Gubernur Kaltim Kembalikan Mobil Rp 8,5 Miliar, Dana Wajib Disetor 14 Hari

Kalimantan Timur, Gubernur Kaltim Kembalikan Mobil Rp 8,5 Miliar, Dana Wajib Disetor 14 Hari

Gubernur Kalimantan Timur Rudy Mas'ud mengembalikan mobil dinas senilai Rp 8,5 miliar setelah mempertimbangkan respons masyarakat.

Untuk itu, penyedia mobil dinas wajib menyetor kembali dana tersebut ke kas daerah.

Pemprov Kaltim memberi batas waktu maksimal 14 hari setelah unit diterima kembali.

Ketentuan itu mengacu pada mekanisme pengelolaan keuangan daerah dan aturan kontrak pengadaan barang/jasa pemerintah. Proses administrasi pembatalan kini tengah berjalan.

Tenggat 14 hari pengembalian

Pemprov Kaltim menegaskan dana harus kembali dalam waktu paling lambat dua pekan. Tenggat dihitung sejak kendaraan resmi diterima kembali dari pemerintah daerah.

Kepala Diskominfo Kaltim Muhammad Faisal menyebut proses tersebut mengikuti mekanisme hukum yang berlaku.

Faisal memaparkan, penyedia mobil dinas bersikap kooperatif dalam tahapan pengembalian.

Dengan skema ini, dana Rp 8,5 miliar tidak lagi tercatat sebagai belanja kendaraan operasional gubernur.

Mobil sudah diserahkan, tapi belum sempat dipakai

Pemprov sebelumnya mengadakan satu unit Range Rover 3.0 LWB Autobiography PHEV P460e melalui APBD Perubahan 2025.

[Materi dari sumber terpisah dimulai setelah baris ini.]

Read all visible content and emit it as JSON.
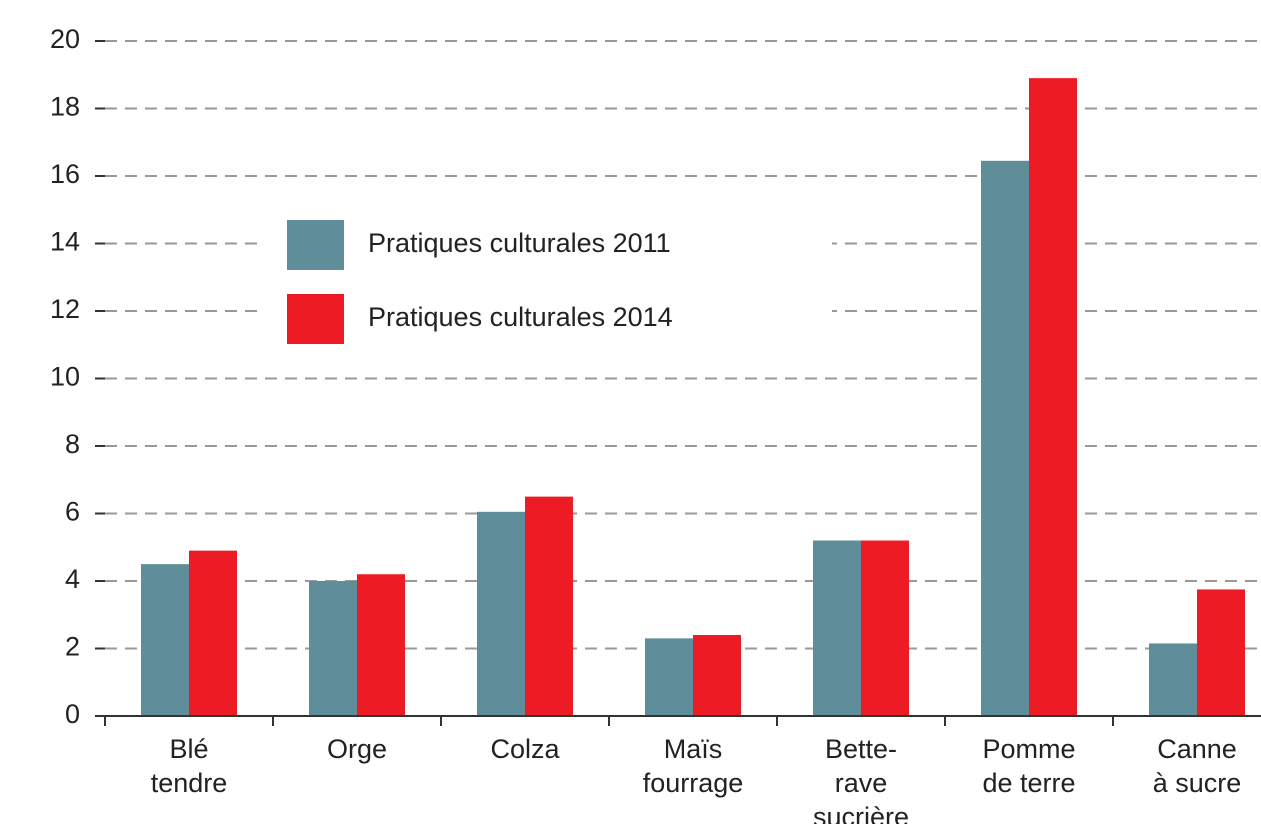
{
  "chart_data": {
    "type": "bar",
    "categories": [
      [
        "Blé",
        "tendre"
      ],
      [
        "Orge"
      ],
      [
        "Colza"
      ],
      [
        "Maïs",
        "fourrage"
      ],
      [
        "Bette-",
        "rave",
        "sucrière"
      ],
      [
        "Pomme",
        "de terre"
      ],
      [
        "Canne",
        "à sucre"
      ]
    ],
    "series": [
      {
        "name": "Pratiques culturales 2011",
        "color": "#5f8d9a",
        "values": [
          4.5,
          4.0,
          6.05,
          2.3,
          5.2,
          16.45,
          2.15
        ]
      },
      {
        "name": "Pratiques culturales 2014",
        "color": "#ed1c24",
        "values": [
          4.9,
          4.2,
          6.5,
          2.4,
          5.2,
          18.9,
          3.75
        ]
      }
    ],
    "ylim": [
      0,
      20
    ],
    "yticks": [
      0,
      2,
      4,
      6,
      8,
      10,
      12,
      14,
      16,
      18,
      20
    ],
    "grid": true
  }
}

Pengadaan dilakukan lewat e-katalog Inaproc pada November 2025 dengan nilai sekitar Rp 8,5 miliar.

Unit tersebut diserahterimakan pada 20 November 2025.

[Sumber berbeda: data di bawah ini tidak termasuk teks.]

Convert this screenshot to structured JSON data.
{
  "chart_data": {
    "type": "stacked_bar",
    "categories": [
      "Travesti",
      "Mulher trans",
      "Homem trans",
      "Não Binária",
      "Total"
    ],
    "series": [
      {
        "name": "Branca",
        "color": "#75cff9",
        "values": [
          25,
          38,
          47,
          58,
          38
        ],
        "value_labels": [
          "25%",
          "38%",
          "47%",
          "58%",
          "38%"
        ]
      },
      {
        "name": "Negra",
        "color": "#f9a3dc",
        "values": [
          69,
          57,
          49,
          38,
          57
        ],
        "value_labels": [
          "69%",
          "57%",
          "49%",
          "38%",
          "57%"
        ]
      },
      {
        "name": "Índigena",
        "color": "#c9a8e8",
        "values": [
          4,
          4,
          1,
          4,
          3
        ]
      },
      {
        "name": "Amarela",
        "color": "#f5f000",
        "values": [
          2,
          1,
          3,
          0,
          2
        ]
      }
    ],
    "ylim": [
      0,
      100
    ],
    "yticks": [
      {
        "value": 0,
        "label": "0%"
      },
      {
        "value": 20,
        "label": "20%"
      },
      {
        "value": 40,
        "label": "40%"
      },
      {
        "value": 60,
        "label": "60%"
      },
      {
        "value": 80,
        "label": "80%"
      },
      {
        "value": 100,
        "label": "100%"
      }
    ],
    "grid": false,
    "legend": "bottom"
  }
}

Namun, pemerintah daerah belum mengoperasikannya di Kalimantan Timur. Mobil masih berada di Kantor Badan Penghubung Kaltim di Jakarta.

"Unitnya masih berada di Kantor Badan Penghubung Kaltim di Jakarta. Jadi, mumpung belum pernah digunakan untuk operasional, Bapak Gubernur memerintahkan KPA (Kuasa Pengguna Anggaran) dan PPK (Pejabat Pembuat Komitmen) untuk segera memproses pengembaliannya," ujar Faisal, dikutip dari Antara, Minggu (1/3/2026). 

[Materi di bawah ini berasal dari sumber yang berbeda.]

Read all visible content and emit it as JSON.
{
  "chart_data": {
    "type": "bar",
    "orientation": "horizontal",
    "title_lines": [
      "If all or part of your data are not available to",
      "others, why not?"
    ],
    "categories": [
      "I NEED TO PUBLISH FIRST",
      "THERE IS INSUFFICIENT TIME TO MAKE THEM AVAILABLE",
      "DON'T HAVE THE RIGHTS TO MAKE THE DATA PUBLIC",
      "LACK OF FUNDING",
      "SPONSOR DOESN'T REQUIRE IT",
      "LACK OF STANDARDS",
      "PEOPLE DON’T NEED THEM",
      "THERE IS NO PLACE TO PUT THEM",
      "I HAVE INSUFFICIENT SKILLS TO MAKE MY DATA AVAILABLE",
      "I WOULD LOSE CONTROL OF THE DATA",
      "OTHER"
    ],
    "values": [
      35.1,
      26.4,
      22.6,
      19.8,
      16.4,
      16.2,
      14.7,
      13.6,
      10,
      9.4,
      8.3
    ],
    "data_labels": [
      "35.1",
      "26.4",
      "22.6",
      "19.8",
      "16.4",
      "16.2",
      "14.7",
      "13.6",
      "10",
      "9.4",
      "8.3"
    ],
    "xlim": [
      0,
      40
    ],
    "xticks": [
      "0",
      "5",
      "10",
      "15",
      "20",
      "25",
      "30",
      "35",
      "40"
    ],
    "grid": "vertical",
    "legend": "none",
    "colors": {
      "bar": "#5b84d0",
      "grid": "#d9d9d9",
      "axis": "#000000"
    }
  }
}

Ambil keputusan setelah dapat respons masyarakat

Gubernur Rudy Mas’ud memutuskan membatalkan pengadaan setelah menerima berbagai masukan.

Ia mempertimbangkan pandangan lembaga pengawas serta aspirasi tokoh masyarakat dan tokoh agama.

"Bapak Gubernur mencermati masukan dari Kemendagri, KPK, dan BPK. Beliau juga mendengar langsung kegelisahan tokoh masyarakat dan tokoh agama," terang Faisal.

Pemprov Kaltim menyatakan seluruh proses pembatalan dan pengembalian dana akan diselesaikan sesuai prosedur administrasi dan ketentuan yang berlaku.

"Keputusan ini adalah bukti nyata komitmen Pemprov Kaltim terhadap prinsip good governance. Bapak Gubernur berterima kasih atas kritik konstruktif dari masyarakat. Bagi beliau, menjaga integritas dan kebersamaan jauh lebih berharga daripada fasilitas mewah," jelasnya. 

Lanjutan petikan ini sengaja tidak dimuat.